Minneapolis has long been a bastion of Democrat woke progressivism, writes Francis Menton in the Manhattan Contrarian. The city, Mr. Menton points out, has been run top to bottom and at all levels of government “by representatives of the far left wing of the Democratic Party; and that has been true for as far back as human memory stretches.”
- Jacob Frey, the current Mayor of Minneapolis. He won the office in 2017 in a free for all among 17 candidates, of whom 10 were from the Democrat-Farmer-Labor Party and not one was a Republican. The candidates competed as to who was the farthest left. Frey out-lefted them all. His big issues were “climate change,” affordable housing, and, yes, reforming the police.
- Richard Erdall, the last Republican Mayor of Minneapolis. Erdall served for one day in 1973. Prior to Erdall, the previous Republican Mayor was Kenneth Peterson, who left office in 1961.
- The City Council consists of 13 members. 12 are members of the DFL (Democratic) Party, and one is a member of the Green Party. There are no Republicans.
- Ilhan Omar, the federal Congressperson. Omar is a far-left Democrat, Muslim, immigrant from Somalia, and member of “the squad.” Omar won her seat in 2018 by a margin of 78-22 over her Republican opponent.
- Tim Walz, the Democrat governor.
- Amy Klobuchar and Tina Smith, U.S. Senators. Both are Democrats.
- Attorney General Keith Ellison, Minnesota’s chief law enforcement officer. Ellison is a Democrat of the radical left variety, an African American and a Muslim, who previously held Omar’s Minneapolis Congressional seat for 12 years, and who has recently been Deputy Chair of the Democratic National Committee.
- Medaria Arradondo, police commissioner and an African American. In Minneapolis the police commissioner is a mayoral appointee. Arradondo has been in office since 2017.
John Fund in National Review argues that “It’s Past Time to Examine How Police Unions Protect Bad Cops.”
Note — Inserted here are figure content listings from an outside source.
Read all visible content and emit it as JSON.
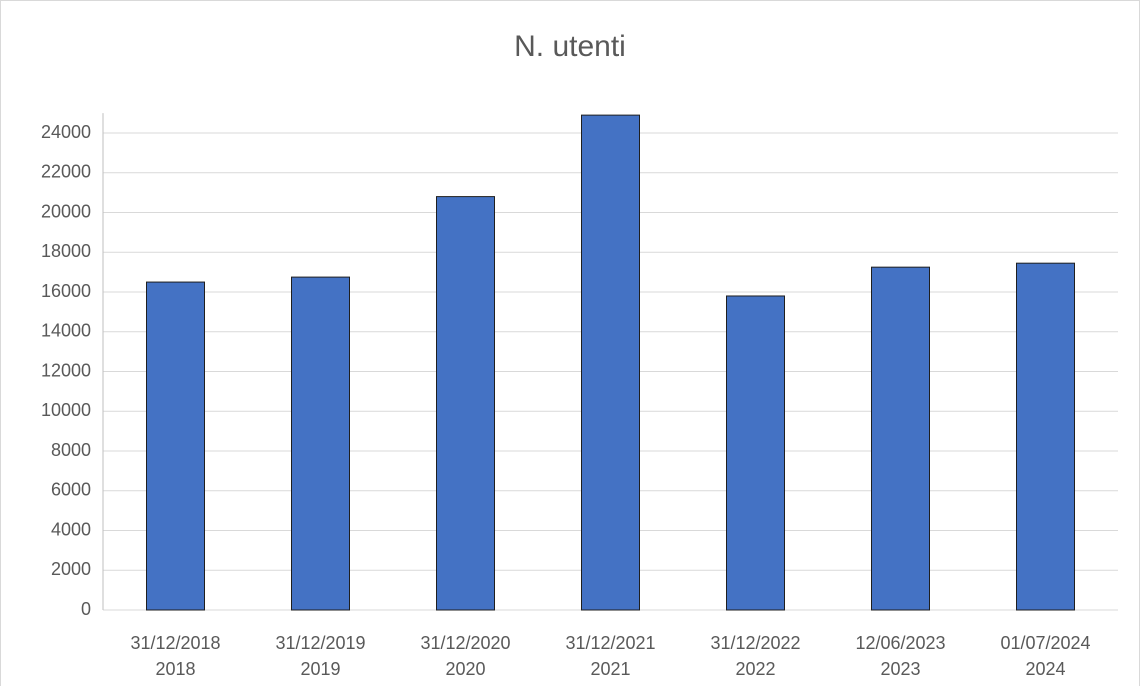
{
  "chart_data": {
    "type": "bar",
    "title": "N. utenti",
    "categories": [
      "31/12/2018",
      "31/12/2019",
      "31/12/2020",
      "31/12/2021",
      "31/12/2022",
      "12/06/2023",
      "01/07/2024"
    ],
    "category_groups": [
      "2018",
      "2019",
      "2020",
      "2021",
      "2022",
      "2023",
      "2024"
    ],
    "values": [
      16500,
      16750,
      20800,
      24900,
      15800,
      17250,
      17450
    ],
    "color": "#4472c4",
    "ylim": [
      0,
      25000
    ],
    "yticks": [
      0,
      2000,
      4000,
      6000,
      8000,
      10000,
      12000,
      14000,
      16000,
      18000,
      20000,
      22000,
      24000
    ],
    "grid": true
  }
}
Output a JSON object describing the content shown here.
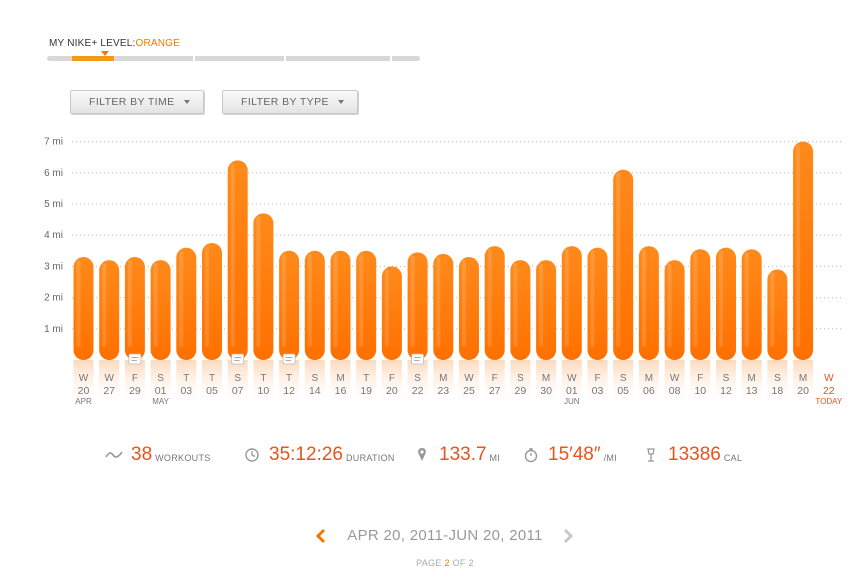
{
  "level": {
    "label": "MY NIKE+ LEVEL:",
    "value": "ORANGE",
    "progress": 0.28
  },
  "filters": {
    "time_label": "FILTER BY TIME",
    "type_label": "FILTER BY TYPE"
  },
  "colors": {
    "accent": "#f07800",
    "bar_top": "#ff8a1a",
    "bar_bottom": "#ff7000",
    "stat_value": "#e8541c",
    "muted": "#999999",
    "date_highlight": "#e8541c"
  },
  "chart_data": {
    "type": "bar",
    "ylim": [
      0,
      7
    ],
    "y_ticks": [
      "7 mi",
      "6 mi",
      "5 mi",
      "4 mi",
      "3 mi",
      "2 mi",
      "1 mi"
    ],
    "grid": true,
    "categories": [
      {
        "day": "W",
        "date": "20",
        "month": "APR"
      },
      {
        "day": "W",
        "date": "27",
        "month": ""
      },
      {
        "day": "F",
        "date": "29",
        "month": ""
      },
      {
        "day": "S",
        "date": "01",
        "month": "MAY"
      },
      {
        "day": "T",
        "date": "03",
        "month": ""
      },
      {
        "day": "T",
        "date": "05",
        "month": ""
      },
      {
        "day": "S",
        "date": "07",
        "month": ""
      },
      {
        "day": "T",
        "date": "10",
        "month": ""
      },
      {
        "day": "T",
        "date": "12",
        "month": ""
      },
      {
        "day": "S",
        "date": "14",
        "month": ""
      },
      {
        "day": "M",
        "date": "16",
        "month": ""
      },
      {
        "day": "T",
        "date": "19",
        "month": ""
      },
      {
        "day": "F",
        "date": "20",
        "month": ""
      },
      {
        "day": "S",
        "date": "22",
        "month": ""
      },
      {
        "day": "M",
        "date": "23",
        "month": ""
      },
      {
        "day": "W",
        "date": "25",
        "month": ""
      },
      {
        "day": "F",
        "date": "27",
        "month": ""
      },
      {
        "day": "S",
        "date": "29",
        "month": ""
      },
      {
        "day": "M",
        "date": "30",
        "month": ""
      },
      {
        "day": "W",
        "date": "01",
        "month": "JUN"
      },
      {
        "day": "F",
        "date": "03",
        "month": ""
      },
      {
        "day": "S",
        "date": "05",
        "month": ""
      },
      {
        "day": "M",
        "date": "06",
        "month": ""
      },
      {
        "day": "W",
        "date": "08",
        "month": ""
      },
      {
        "day": "F",
        "date": "10",
        "month": ""
      },
      {
        "day": "S",
        "date": "12",
        "month": ""
      },
      {
        "day": "M",
        "date": "13",
        "month": ""
      },
      {
        "day": "S",
        "date": "18",
        "month": ""
      },
      {
        "day": "M",
        "date": "20",
        "month": ""
      },
      {
        "day": "W",
        "date": "22",
        "month": "TODAY"
      }
    ],
    "values": [
      3.3,
      3.2,
      3.3,
      3.2,
      3.6,
      3.75,
      6.4,
      4.7,
      3.5,
      3.5,
      3.5,
      3.5,
      3.0,
      3.45,
      3.4,
      3.3,
      3.65,
      3.2,
      3.2,
      3.65,
      3.6,
      6.1,
      3.65,
      3.2,
      3.55,
      3.6,
      3.55,
      2.9,
      7.0,
      null
    ],
    "notes_on": [
      2,
      6,
      8,
      13
    ],
    "today_index": 29
  },
  "stats": [
    {
      "icon": "workouts-icon",
      "value": "38",
      "unit": "WORKOUTS"
    },
    {
      "icon": "clock-icon",
      "value": "35:12:26",
      "unit": "DURATION"
    },
    {
      "icon": "location-pin-icon",
      "value": "133.7",
      "unit": "MI"
    },
    {
      "icon": "stopwatch-icon",
      "value": "15′48″",
      "unit": "/MI"
    },
    {
      "icon": "calories-icon",
      "value": "13386",
      "unit": "CAL"
    }
  ],
  "range": {
    "text": "APR 20, 2011-JUN 20, 2011"
  },
  "pagination": {
    "prefix": "PAGE",
    "current": "2",
    "sep": "OF",
    "total": "2"
  }
}
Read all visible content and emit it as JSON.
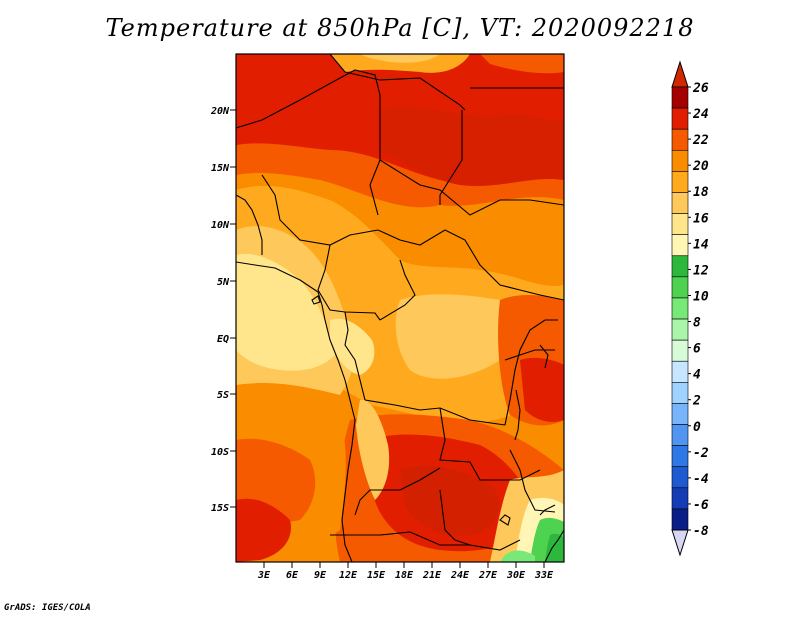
{
  "title": "Temperature at 850hPa [C], VT: 2020092218",
  "credit": "GrADS: IGES/COLA",
  "map": {
    "lat_ticks": [
      "20N",
      "15N",
      "10N",
      "5N",
      "EQ",
      "5S",
      "10S",
      "15S"
    ],
    "lon_ticks": [
      "3E",
      "6E",
      "9E",
      "12E",
      "15E",
      "18E",
      "21E",
      "24E",
      "27E",
      "30E",
      "33E"
    ]
  },
  "colorbar": {
    "labels": [
      "26",
      "24",
      "22",
      "20",
      "18",
      "16",
      "14",
      "12",
      "10",
      "8",
      "6",
      "4",
      "2",
      "0",
      "-2",
      "-4",
      "-6",
      "-8"
    ],
    "colors": [
      "#a50000",
      "#e11e00",
      "#f55a00",
      "#fa8c00",
      "#ffaa1e",
      "#ffc85a",
      "#ffe68c",
      "#fff5b4",
      "#2db83d",
      "#4fd24f",
      "#78e878",
      "#aaf5aa",
      "#d7fad7",
      "#c8e6ff",
      "#a0d2ff",
      "#78b4fa",
      "#5096f0",
      "#2d78e6",
      "#1e5ad2",
      "#143cb4",
      "#0a1e87"
    ],
    "under_color": "#d7d7f5",
    "over_color": "#d22800"
  }
}
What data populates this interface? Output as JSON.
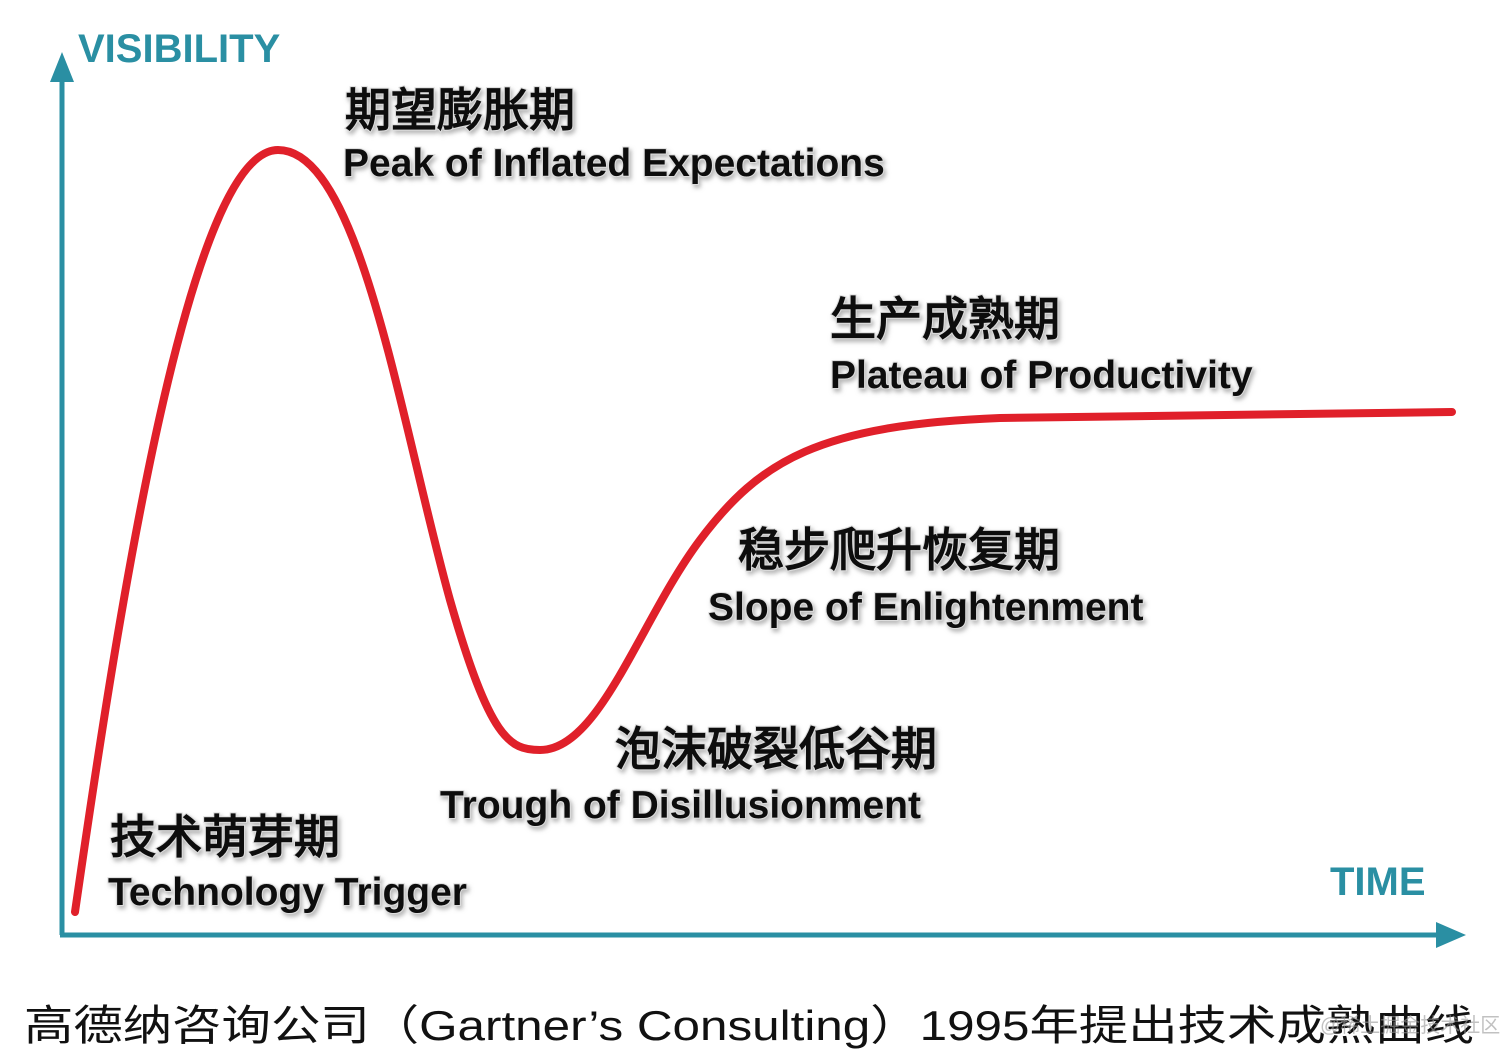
{
  "axes": {
    "y_label": "VISIBILITY",
    "x_label": "TIME"
  },
  "phases": [
    {
      "cn": "技术萌芽期",
      "en": "Technology Trigger"
    },
    {
      "cn": "期望膨胀期",
      "en": "Peak of Inflated Expectations"
    },
    {
      "cn": "泡沫破裂低谷期",
      "en": "Trough of Disillusionment"
    },
    {
      "cn": "稳步爬升恢复期",
      "en": "Slope of Enlightenment"
    },
    {
      "cn": "生产成熟期",
      "en": "Plateau of Productivity"
    }
  ],
  "caption": "高德纳咨询公司（Gartner’s Consulting）1995年提出技术成熟曲线",
  "watermark": "@稀土掘金技术社区"
}
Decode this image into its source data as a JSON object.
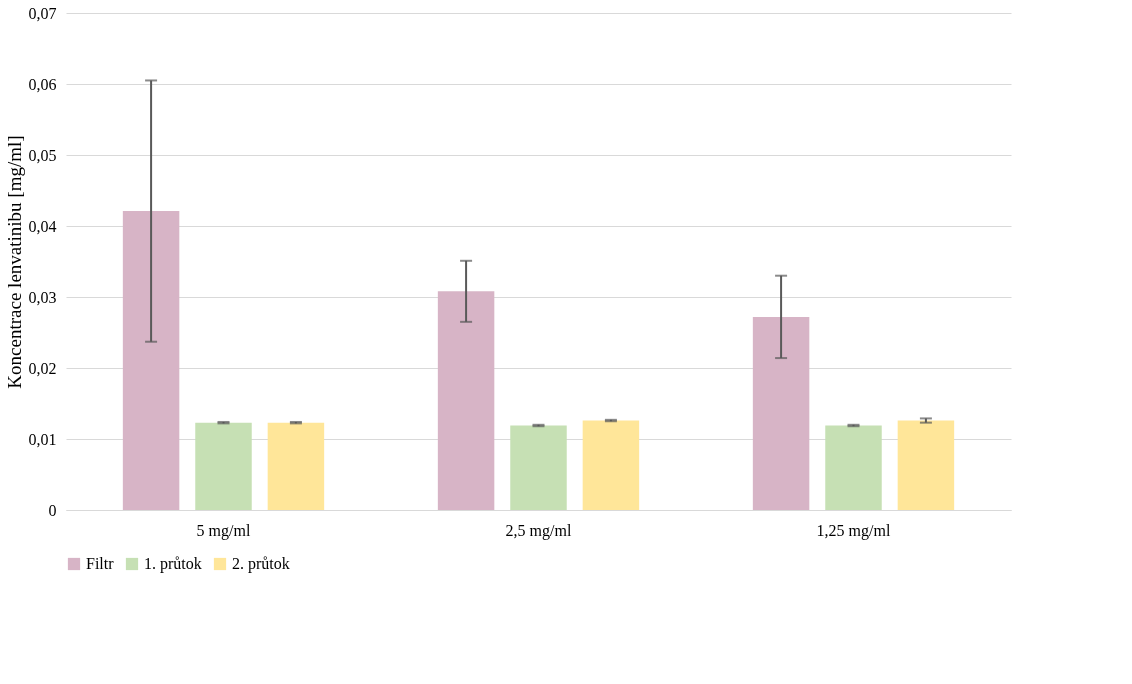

Writing in the Stanford Law Review, scholar Katherine Bies notes that ever since “the rise of police unions to political power in the 1970s,” they have succeeded in shielding their members from public accountability. “Police unions have established highly developed political machinery that exerts significant political and financial pressure on all three branches of government,” Bies writes. “The power of police unions over policymakers in the criminal justice context distorts the political process and generates political outcomes that undermine the democratic values of transparency and accountability.”
Francis Menton continues:
The protesters know that they are outraged, but somehow they are unable to put two and two together to figure out that the progressive politicians that they support are the very same people who are perpetuating the regime of public employee unaccountability that leads to tragic incidents like that of George Floyd.